The inner pressures – an exercise in openness
The small city centre is a major arena for interpreting the pressures on
the city from the outside as architecture while also affording a programme for
studying this type of internationally oriented public sphere. The city core is
a veritable battlefield for future interpretation. In a dramatic break with on-going planning the Tromsø politicians decided on a ”Time-out” and proclaimed the Year of Urban Development in search of alternative sources of knowledge.
The Tromsø X-files exhibition of October 2005 presented in a model all the projects planned and proposed for the city centre to full public view, the main theme being ”to exhibit is to open up.” The city discovered that it was being bombarded by projects which only marginally reflected and were concerned with its future role.
For the whole of 40 weeks an entire ”universe of supporters” published their reactions in chronicles and feature articles in the region’s largest newspaper, launching theses on the future city. Large organised marches with masses of participants ”invaded” the sites of development, proposing new rooms of interpretation, new shared models of understanding. Indeed, the city centre must now be conceived as a place ”in the making.” For the city we see and experience now does not constitute the real town – that exists in the future space which is now being challenged by national and international strategies in politics, research and culture.

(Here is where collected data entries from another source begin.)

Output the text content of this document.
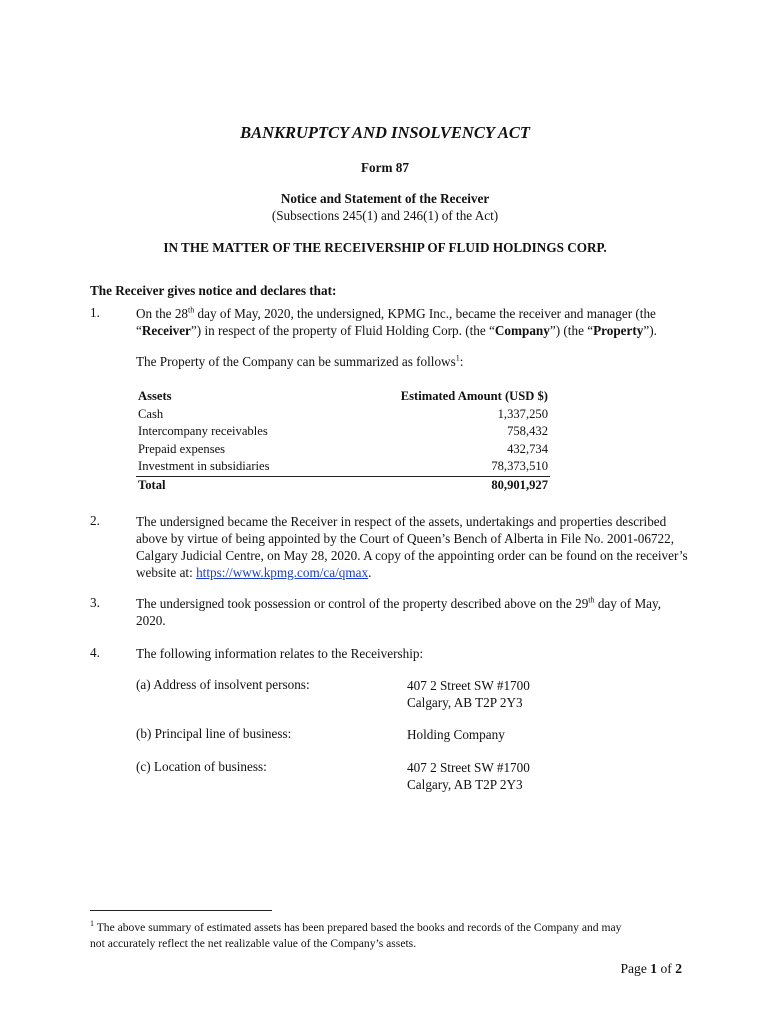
BANKRUPTCY AND INSOLVENCY ACT
Form 87
Notice and Statement of the Receiver
(Subsections 245(1) and 246(1) of the Act)
IN THE MATTER OF THE RECEIVERSHIP OF FLUID HOLDINGS CORP.
The Receiver gives notice and declares that:
1.	On the 28th day of May, 2020, the undersigned, KPMG Inc., became the receiver and manager (the
“Receiver”) in respect of the property of Fluid Holding Corp. (the “Company”) (the “Property”).
The Property of the Company can be summarized as follows$^1$:
Assets	Estimated Amount (USD $)
Cash	1,337,250
Intercompany receivables	758,432
Prepaid expenses	432,734
Investment in subsidiaries	78,373,510
Total	80,901,927
2.	The undersigned became the Receiver in respect of the assets, undertakings and properties described
above by virtue of being appointed by the Court of Queen’s Bench of Alberta in File No. 2001-06722,
Calgary Judicial Centre, on May 28, 2020. A copy of the appointing order can be found on the receiver’s
website at: https://www.kpmg.com/ca/qmax.
3.	The undersigned took possession or control of the property described above on the 29th day of May,
2020.
4.	The following information relates to the Receivership:
(a) Address of insolvent persons:	407 2 Street SW #1700
Calgary, AB T2P 2Y3
(b) Principal line of business:	Holding Company
(c) Location of business:	407 2 Street SW #1700
Calgary, AB T2P 2Y3
$^1$ The above summary of estimated assets has been prepared based the books and records of the Company and may
not accurately reflect the net realizable value of the Company’s assets.
Page 1 of 2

The pressures from the outside and the newly obtained openness foster an expanded room of possibilities, a field of tension. A number of the knowledge comunities in this town, which harbours Norway’s youngest population and that of highest education, now challenge conventional planning concepts by making entirely new statements about the future in full public view. They look with expectation towards what the city’s response to the challenges will be and how it will reshape itself by means of a new built reality – in this consists the pressures from within.